Black, Hispanic Kids Not Wanted In Pool

The young man was crying on CNN. He couldn't understand how something like this could happen today, in 2009, in the United States of America. This was the kind of thing regulated to the history books. The kind of thing his mom and dad or grandma and grandpa would relate. Not something that would happen to him.

But it did. In suburban Philadelphia. Where a group of black and Hispanic kids attending a summer camp were taken to a swim club only to be prohibited from coming again after the first visit. The kids reported that racially offensive comments were made by some of the adults at the club.

It's not that they came uninvited. The Creative Steps Day Care had paid the Valley Swim Club in Huntingdon Valley, PA to bring the kids, ages kindergarten through 7th grade, for a once-a-week dip in the pool. After the first visit the club, without explanation, refunded Creative Steps' money.

The swim club president was quoted in the local media as saying that the kids changed the "complexion" of the pool. The complexion? I haven't heard anything so dumb come out of anyone's mouth since Mark Furman testified during the OJ trial he never used the ''n" word.
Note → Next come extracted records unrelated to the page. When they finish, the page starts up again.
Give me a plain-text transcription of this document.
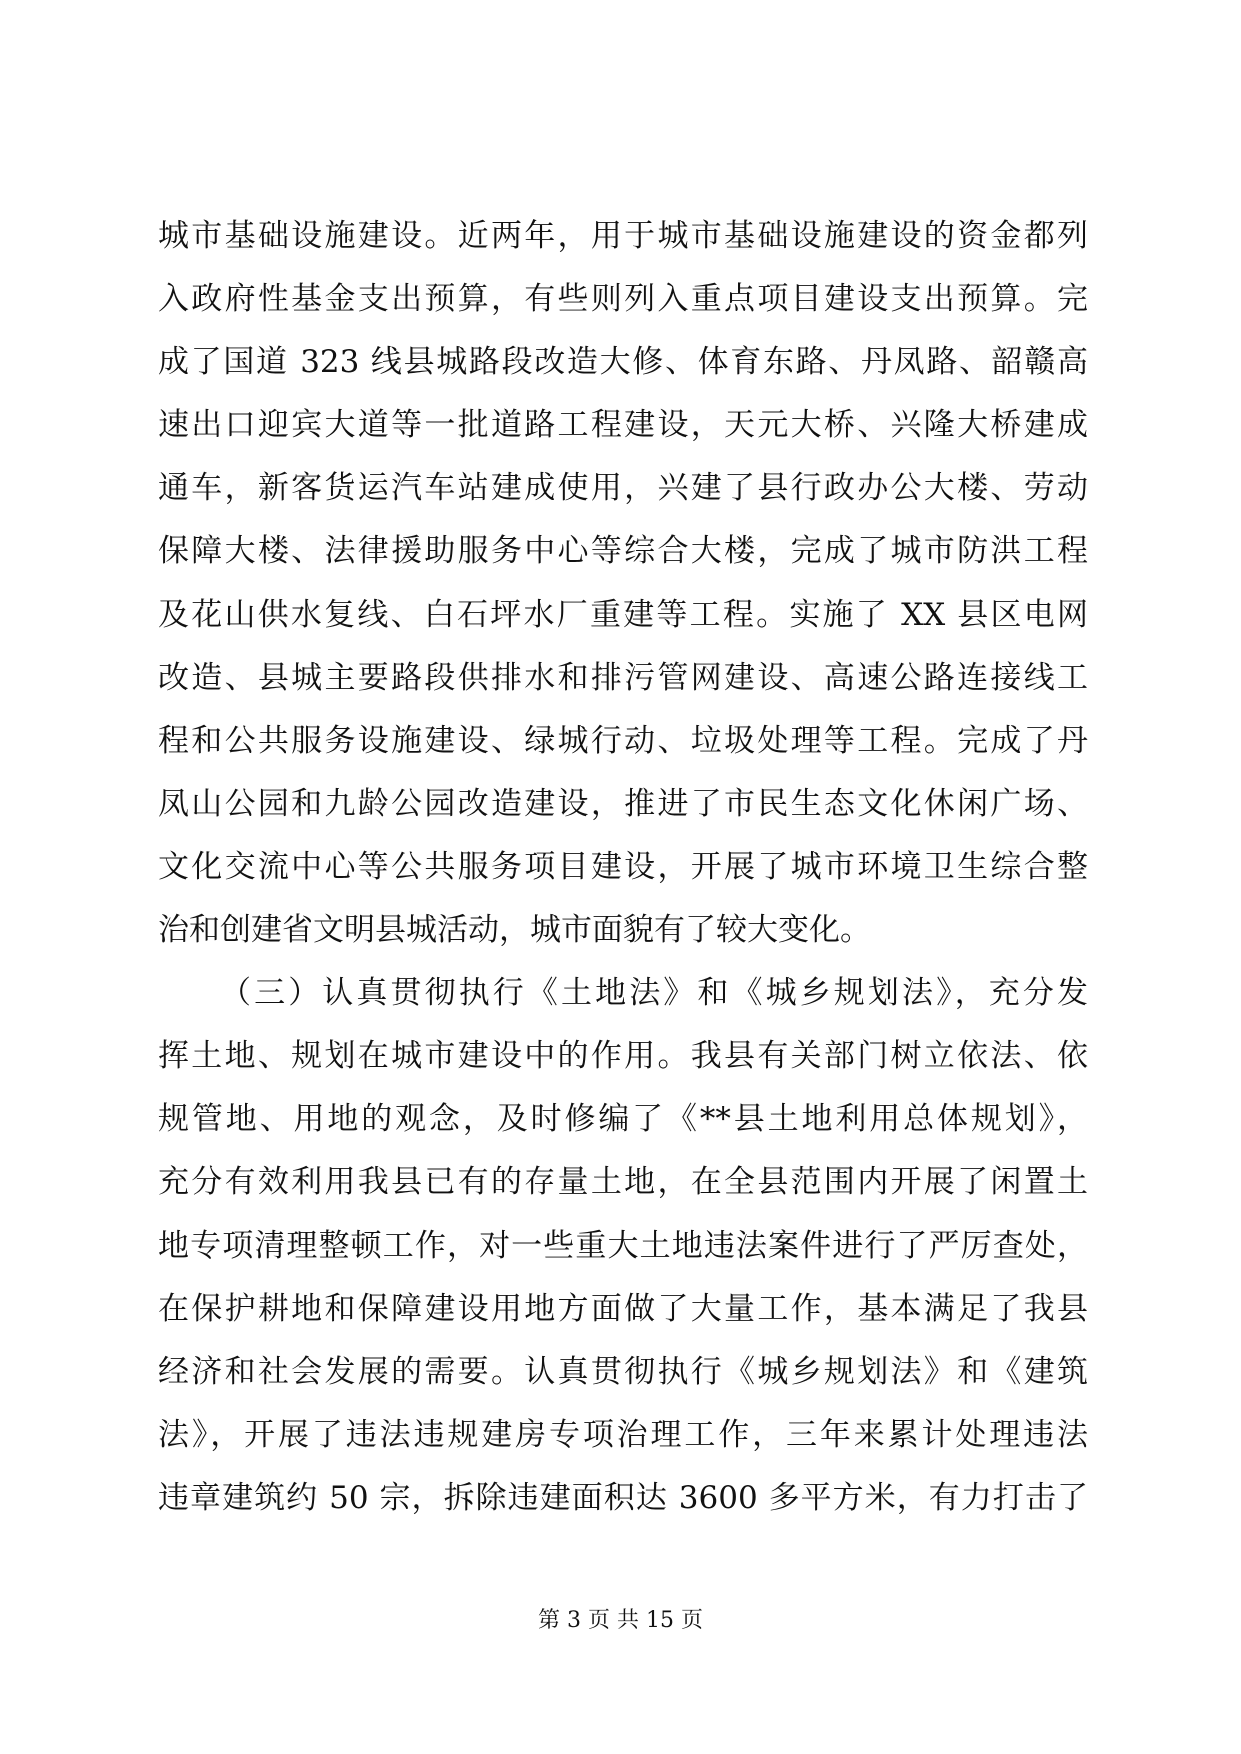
城市基础设施建设。近两年，用于城市基础设施建设的资金都列
入政府性基金支出预算，有些则列入重点项目建设支出预算。完
成了国道 323 线县城路段改造大修、体育东路、丹凤路、韶赣高
速出口迎宾大道等一批道路工程建设，天元大桥、兴隆大桥建成
通车，新客货运汽车站建成使用，兴建了县行政办公大楼、劳动
保障大楼、法律援助服务中心等综合大楼，完成了城市防洪工程
及花山供水复线、白石坪水厂重建等工程。实施了 XX 县区电网
改造、县城主要路段供排水和排污管网建设、高速公路连接线工
程和公共服务设施建设、绿城行动、垃圾处理等工程。完成了丹
凤山公园和九龄公园改造建设，推进了市民生态文化休闲广场、
文化交流中心等公共服务项目建设，开展了城市环境卫生综合整
治和创建省文明县城活动，城市面貌有了较大变化。
（三）认真贯彻执行《土地法》和《城乡规划法》，充分发
挥土地、规划在城市建设中的作用。我县有关部门树立依法、依
规管地、用地的观念，及时修编了《**县土地利用总体规划》，
充分有效利用我县已有的存量土地，在全县范围内开展了闲置土
地专项清理整顿工作，对一些重大土地违法案件进行了严厉查处，
在保护耕地和保障建设用地方面做了大量工作，基本满足了我县
经济和社会发展的需要。认真贯彻执行《城乡规划法》和《建筑
法》，开展了违法违规建房专项治理工作，三年来累计处理违法
违章建筑约 50 宗，拆除违建面积达 3600 多平方米，有力打击了
第 3 页 共 15 页
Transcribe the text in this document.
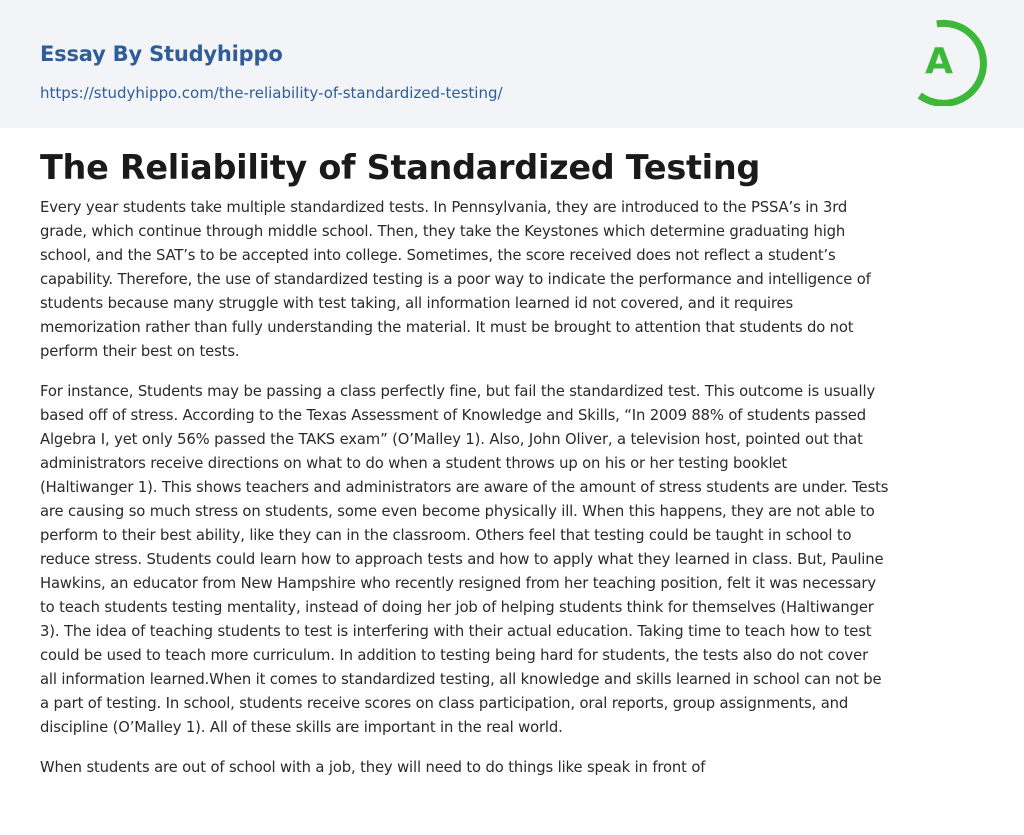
Essay By Studyhippo
https://studyhippo.com/the-reliability-of-standardized-testing/
A
The Reliability of Standardized Testing

Every year students take multiple standardized tests. In Pennsylvania, they are introduced to the PSSA’s in 3rd
grade, which continue through middle school. Then, they take the Keystones which determine graduating high
school, and the SAT’s to be accepted into college. Sometimes, the score received does not reflect a student’s
capability. Therefore, the use of standardized testing is a poor way to indicate the performance and intelligence of
students because many struggle with test taking, all information learned id not covered, and it requires
memorization rather than fully understanding the material. It must be brought to attention that students do not
perform their best on tests.

For instance, Students may be passing a class perfectly fine, but fail the standardized test. This outcome is usually
based off of stress. According to the Texas Assessment of Knowledge and Skills, “In 2009 88% of students passed
Algebra I, yet only 56% passed the TAKS exam” (O’Malley 1). Also, John Oliver, a television host, pointed out that
administrators receive directions on what to do when a student throws up on his or her testing booklet
(Haltiwanger 1). This shows teachers and administrators are aware of the amount of stress students are under. Tests
are causing so much stress on students, some even become physically ill. When this happens, they are not able to
perform to their best ability, like they can in the classroom. Others feel that testing could be taught in school to
reduce stress. Students could learn how to approach tests and how to apply what they learned in class. But, Pauline
Hawkins, an educator from New Hampshire who recently resigned from her teaching position, felt it was necessary
to teach students testing mentality, instead of doing her job of helping students think for themselves (Haltiwanger
3). The idea of teaching students to test is interfering with their actual education. Taking time to teach how to test
could be used to teach more curriculum. In addition to testing being hard for students, the tests also do not cover
all information learned.When it comes to standardized testing, all knowledge and skills learned in school can not be
a part of testing. In school, students receive scores on class participation, oral reports, group assignments, and
discipline (O’Malley 1). All of these skills are important in the real world.

When students are out of school with a job, they will need to do things like speak in front of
I guess the good news is that what happened here is so unusual that it's making national news. There was a time in our history that these kinds of restrictions and attitudes were pervasive so kicking some black and Hispanic kids out of a pool likely wouldn't have made it to a national network. Heck, I remember as a kid traveling through the deep South and seeing separate water fountains for "coloreds" at state run highway rest stops.

But I can only imagine how traumatized those kids must be after hearing those comments and being prohibited from returning because of the hue of their skin. The so-called adults who made the decision and those who are supporting it now should be ashamed of themselves.

1 comment:

RockChik said...

Gary...TY for reporting on this issue as it is important to get the word out that racism is intollerable. I have family members who are both mixed ethnicity as well as black family members. It brought tears to my eyes that those poor children were treated that way and traumatized for life from this expierence. I can only hope that this being so rare will not be swept under the rug by the laws which are created to insure that racism will not be tollerated by our government and court systems when this case goes to trial.